A parallel for us: we are warned not to treat the Church of God as a means of gain... whether its corrupt leaders who want money and status, or people who hang around looking for a handout, or those who use their personal wealth as a means to gain status within the church. Also, we must be on guard that we are not making it difficult for people who want to approach God in spirit and in truth.

Mark 13:2 Jesus announces condemnation upon the temple in clear and graphic words. The very stones would be torn down. But as we read earlier Jesus also used this prophecy as an indication that the temple would be replaced by that which is better. His prophecy was big news... lots of people knew about it, it was used as a charge against Him on the night of His trial Mark 14:57-58… “this man blasphemes and says He will destroy the temple” 

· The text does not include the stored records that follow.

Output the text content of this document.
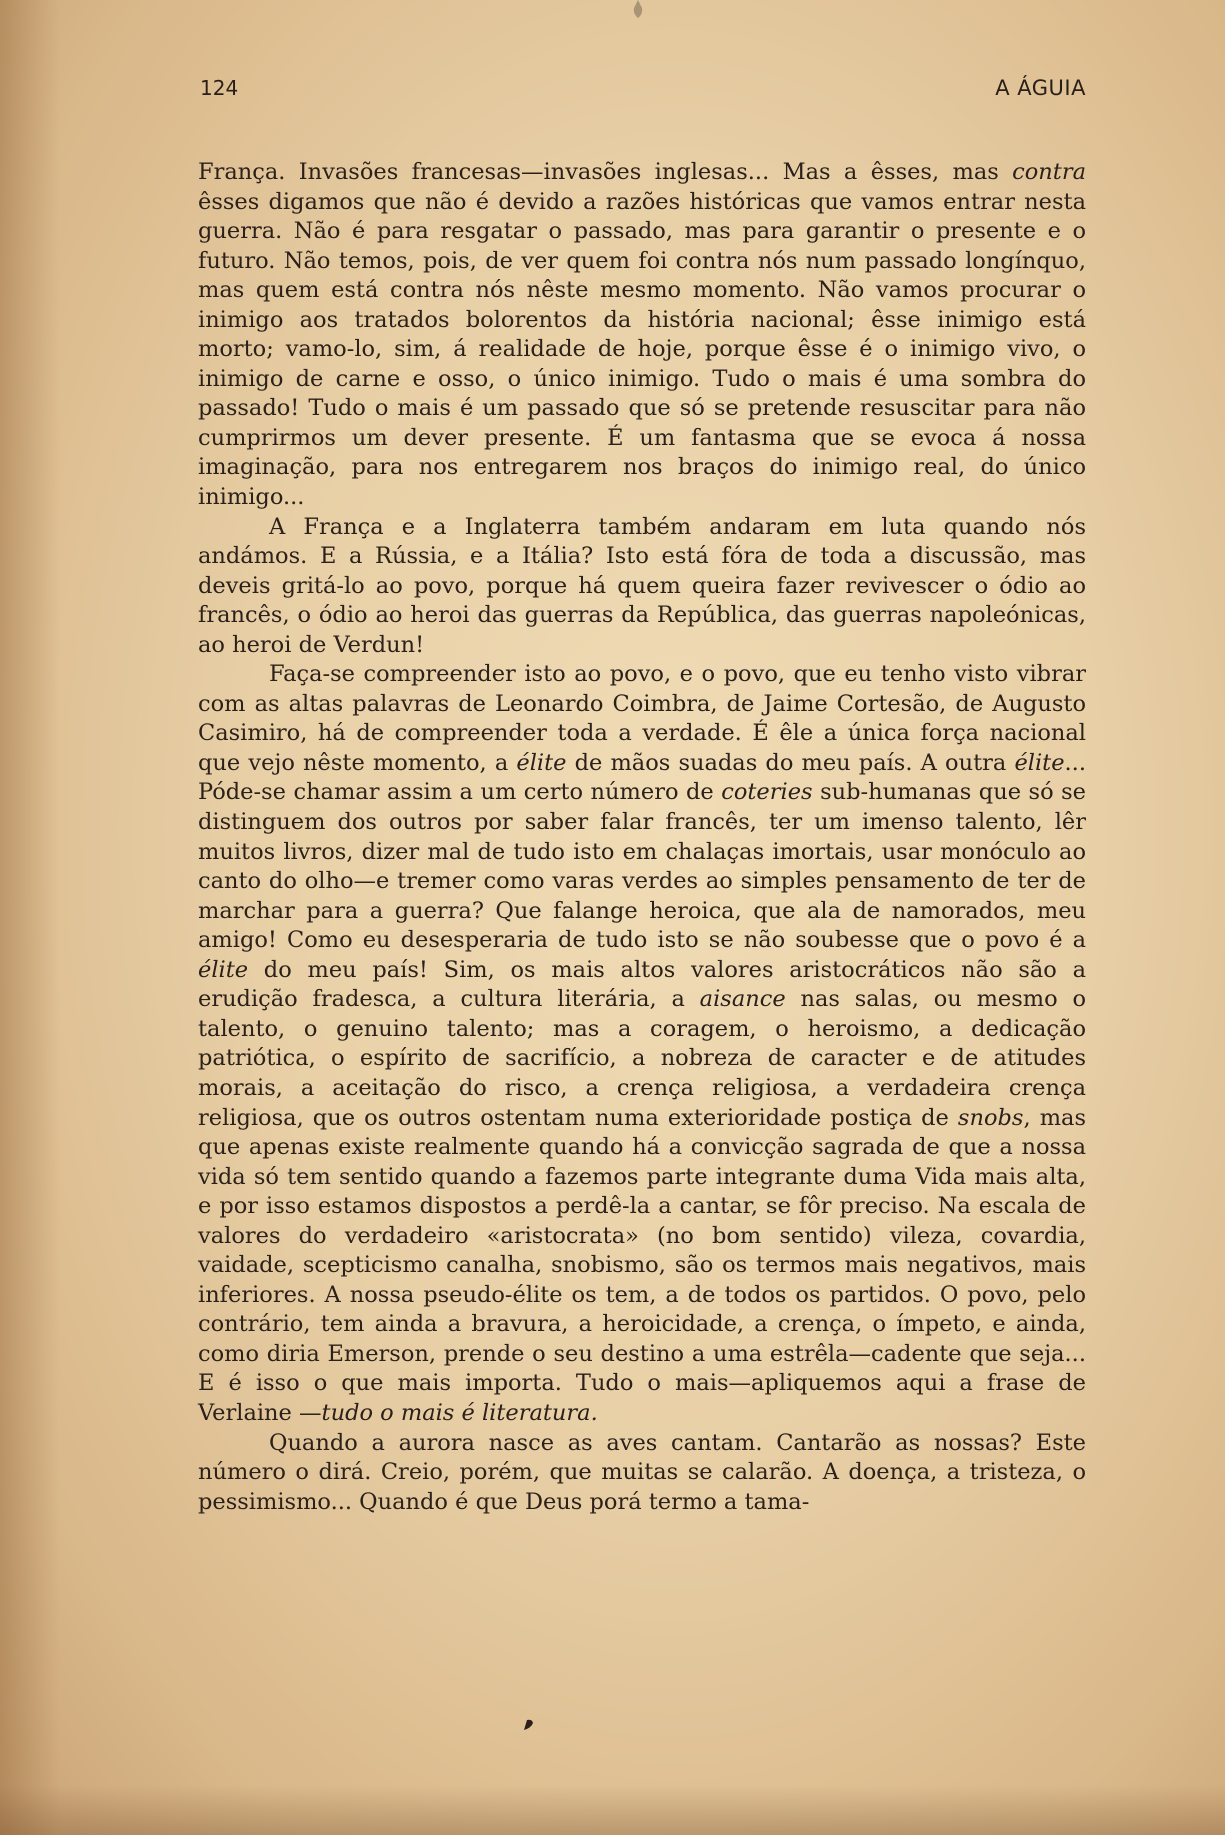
124	A ÁGUIA

França. Invasões francesas—invasões inglesas... Mas a êsses, mas contra êsses digamos que não é devido a razões históricas que vamos entrar nesta guerra. Não é para resgatar o passado, mas para garantir o presente e o futuro. Não temos, pois, de ver quem foi contra nós num passado longínquo, mas quem está contra nós nêste mesmo momento. Não vamos procurar o inimigo aos tratados bolorentos da história nacional; êsse inimigo está morto; vamo-lo, sim, á realidade de hoje, porque êsse é o inimigo vivo, o inimigo de carne e osso, o único inimigo. Tudo o mais é uma sombra do passado! Tudo o mais é um passado que só se pretende resuscitar para não cumprirmos um dever presente. É um fantasma que se evoca á nossa imaginação, para nos entregarem nos braços do inimigo real, do único inimigo...

A França e a Inglaterra também andaram em luta quando nós andámos. E a Rússia, e a Itália? Isto está fóra de toda a discussão, mas deveis gritá-lo ao povo, porque há quem queira fazer revivescer o ódio ao francês, o ódio ao heroi das guerras da República, das guerras napoleónicas, ao heroi de Verdun!

Faça-se compreender isto ao povo, e o povo, que eu tenho visto vibrar com as altas palavras de Leonardo Coimbra, de Jaime Cortesão, de Augusto Casimiro, há de compreender toda a verdade. É êle a única força nacional que vejo nêste momento, a élite de mãos suadas do meu país. A outra élite... Póde-se chamar assim a um certo número de coteries sub-humanas que só se distinguem dos outros por saber falar francês, ter um imenso talento, lêr muitos livros, dizer mal de tudo isto em chalaças imortais, usar monóculo ao canto do olho—e tremer como varas verdes ao simples pensamento de ter de marchar para a guerra? Que falange heroica, que ala de namorados, meu amigo! Como eu desesperaria de tudo isto se não soubesse que o povo é a élite do meu país! Sim, os mais altos valores aristocráticos não são a erudição fradesca, a cultura literária, a aisance nas salas, ou mesmo o talento, o genuino talento; mas a coragem, o heroismo, a dedicação patriótica, o espírito de sacrifício, a nobreza de caracter e de atitudes morais, a aceitação do risco, a crença religiosa, a verdadeira crença religiosa, que os outros ostentam numa exterioridade postiça de snobs, mas que apenas existe realmente quando há a convicção sagrada de que a nossa vida só tem sentido quando a fazemos parte integrante duma Vida mais alta, e por isso estamos dispostos a perdê-la a cantar, se fôr preciso. Na escala de valores do verdadeiro «aristocrata» (no bom sentido) vileza, covardia, vaidade, scepticismo canalha, snobismo, são os termos mais negativos, mais inferiores. A nossa pseudo-élite os tem, a de todos os partidos. O povo, pelo contrário, tem ainda a bravura, a heroicidade, a crença, o ímpeto, e ainda, como diria Emerson, prende o seu destino a uma estrêla—cadente que seja... E é isso o que mais importa. Tudo o mais—apliquemos aqui a frase de Verlaine —tudo o mais é literatura.

Quando a aurora nasce as aves cantam. Cantarão as nossas? Este número o dirá. Creio, porém, que muitas se calarão. A doença, a tristeza, o pessimismo... Quando é que Deus porá termo a tama-
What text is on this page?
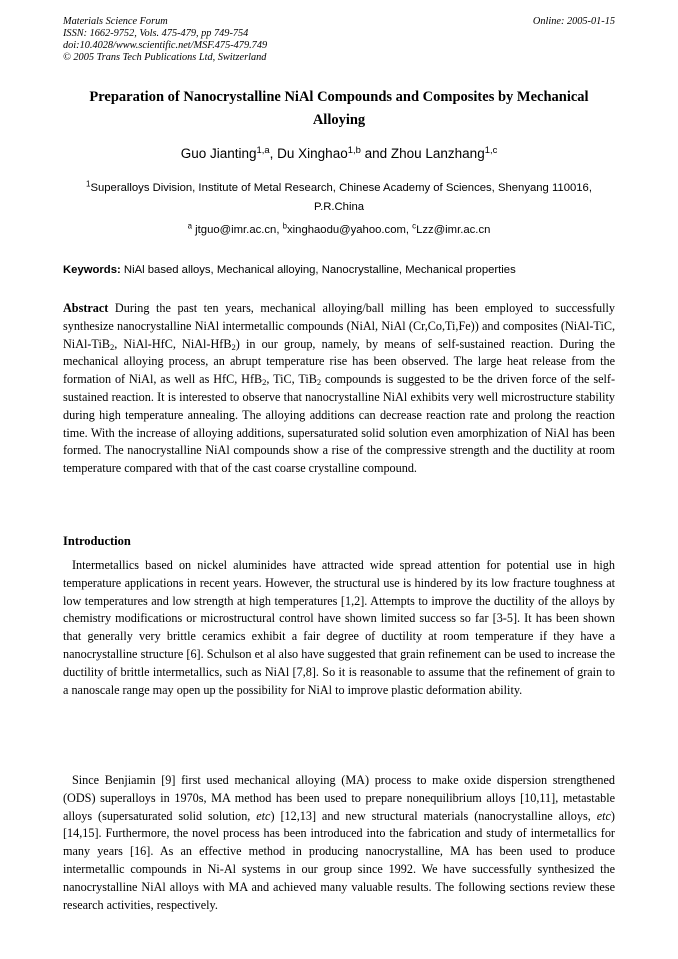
Materials Science Forum
ISSN: 1662-9752, Vols. 475-479, pp 749-754
doi:10.4028/www.scientific.net/MSF.475-479.749
© 2005 Trans Tech Publications Ltd, Switzerland
Online: 2005-01-15
Preparation of Nanocrystalline NiAl Compounds and Composites by Mechanical Alloying
Guo Jianting$^{1,a}$, Du Xinghao$^{1,b}$ and Zhou Lanzhang$^{1,c}$
$^1$Superalloys Division, Institute of Metal Research, Chinese Academy of Sciences, Shenyang 110016, P.R.China
$^a$ jtguo@imr.ac.cn, $^b$xinghaodu@yahoo.com, $^c$Lzz@imr.ac.cn
Keywords: NiAl based alloys, Mechanical alloying, Nanocrystalline, Mechanical properties
Abstract During the past ten years, mechanical alloying/ball milling has been employed to successfully synthesize nanocrystalline NiAl intermetallic compounds (NiAl, NiAl (Cr,Co,Ti,Fe)) and composites (NiAl-TiC, NiAl-TiB$_2$, NiAl-HfC, NiAl-HfB$_2$) in our group, namely, by means of self-sustained reaction. During the mechanical alloying process, an abrupt temperature rise has been observed. The large heat release from the formation of NiAl, as well as HfC, HfB$_2$, TiC, TiB$_2$ compounds is suggested to be the driven force of the self-sustained reaction. It is interested to observe that nanocrystalline NiAl exhibits very well microstructure stability during high temperature annealing. The alloying additions can decrease reaction rate and prolong the reaction time. With the increase of alloying additions, supersaturated solid solution even amorphization of NiAl has been formed. The nanocrystalline NiAl compounds show a rise of the compressive strength and the ductility at room temperature compared with that of the cast coarse crystalline compound.
Introduction
Intermetallics based on nickel aluminides have attracted wide spread attention for potential use in high temperature applications in recent years. However, the structural use is hindered by its low fracture toughness at low temperatures and low strength at high temperatures [1,2]. Attempts to improve the ductility of the alloys by chemistry modifications or microstructural control have shown limited success so far [3-5]. It has been shown that generally very brittle ceramics exhibit a fair degree of ductility at room temperature if they have a nanocrystalline structure [6]. Schulson et al also have suggested that grain refinement can be used to increase the ductility of brittle intermetallics, such as NiAl [7,8]. So it is reasonable to assume that the refinement of grain to a nanoscale range may open up the possibility for NiAl to improve plastic deformation ability.
Since Benjiamin [9] first used mechanical alloying (MA) process to make oxide dispersion strengthened (ODS) superalloys in 1970s, MA method has been used to prepare nonequilibrium alloys [10,11], metastable alloys (supersaturated solid solution, etc) [12,13] and new structural materials (nanocrystalline alloys, etc) [14,15]. Furthermore, the novel process has been introduced into the fabrication and study of intermetallics for many years [16]. As an effective method in producing nanocrystalline, MA has been used to produce intermetallic compounds in Ni-Al systems in our group since 1992. We have successfully synthesized the nanocrystalline NiAl alloys with MA and achieved many valuable results. The following sections review these research activities, respectively.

Note: Jesus did not say He Himself would tear down the Jerusalem temple and build it back in three days. This is false charge as Mark tells us.

Only later would the Church understand that He was referring to His own death, 3 days and nights in the tomb, and His resurrection. In both cases the actual destroyers were the Romans. They conducted the execution of Jesus in 31 A.D. and they destroyed the Jerusalem temple in 70 A.D.

  1. The Replacement of the Temple

Jesus words were also a proclamation that the material temple made of stones and timbers would be replaced by a better dwelling place for God...within and among the believers, His Church, His Body.

We understand this change to a new and better temple in two ways:

  1. Individual Believers as temple 1 Corinthians 6:19; 2 Corinthians 6:16-17 - in both cases understanding the individual as the temple of God is a call to have a new seriousness about sin, personal holiness, purity, order and authority. This is as important today as it was yesterday.
  2. The Church of God collectively as temple 1 Corinthians 3:10-16 the context implies this refers to the collective body of the congregation [those who disrupt the unity of the Church are destroyers of the temple]... Ephesians 2:19-22 [the Church is a temple made up of all races]... 1 Peter 2:5-7 [it is a place where spiritual sacrifices are performed -

Spiritual sacrifices are not real when they are only in your mind. Spiritual sacrifice becomes real through your interaction with other people. This is especially so within the Church where members meet face to face.

Together Christ and His People Are a Temple

It is time for you to take your presence in God’s household seriously. It is time to enter into the courts of the Lord with respect for the foundation it is built upon, with honor towards who is present there with you, with joy that you are included, and with zeal for its reputation and success. Hebrews 12:18-29.